Overnight Clashes in Northern Syria Kills 15 People: Activists
Overnight clashes between security forces and army defectors in northern Syria left 15 people dead early Saturday, activists said. Seven were soldiers, five were defectors, and three were civilians.
Fighting has become more intense as rebels increasingly often confront security forces loyal to President Bashar al-Assad who are trying to suppress the eight-month-old protest movement against his rule.
The Syrian Observatory for Human Rights said fighting broke out around midnight in the northern city of Idlib, near the Turkish border.
Seven were killed from the army and regime security forces, including an army officer, the group said. Three civilians and five defectors were also killed.
More than 4,000 people have died since protests broke out in March against the Assad family's 41-year rule, according to the United Nations, which says the violence in Syria looks like civil war.
Syria faces mounting international and regional isolation as organizations such as the Arab League and the European Union, as well as the United States, demand that Damascus stop the bloodshed and talk to its opponents, and impose increasingly tough sanctions when it does not do so.

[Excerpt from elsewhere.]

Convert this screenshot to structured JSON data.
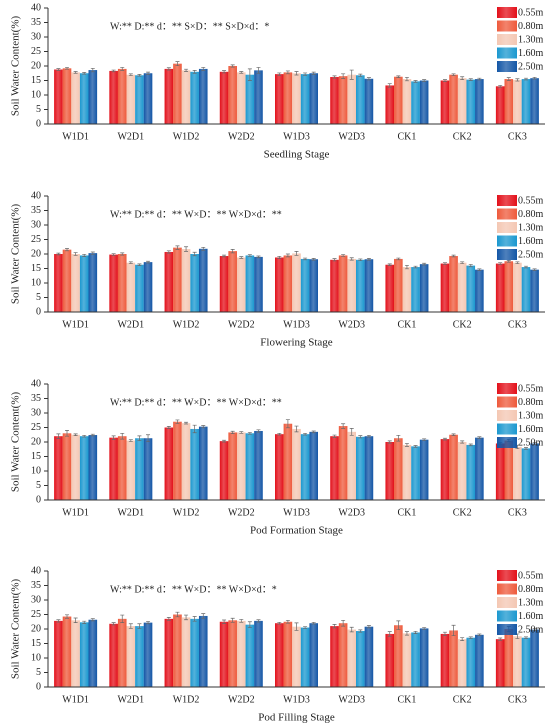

Syrian authorities say they are fighting foreign-backed terrorist groups trying to spark civil war who have killed some 1,100 soldiers and police since March.
The head of the main group of army deserters who have joined the opposition, the Free Syrian Army, told Reuters that his forces were switching their tactics from seizing equipment and hitting security checkpoints to attacking the military directly.
He said this was a necessary response to an increasing use of violence in Damascus' military crackdown on protests.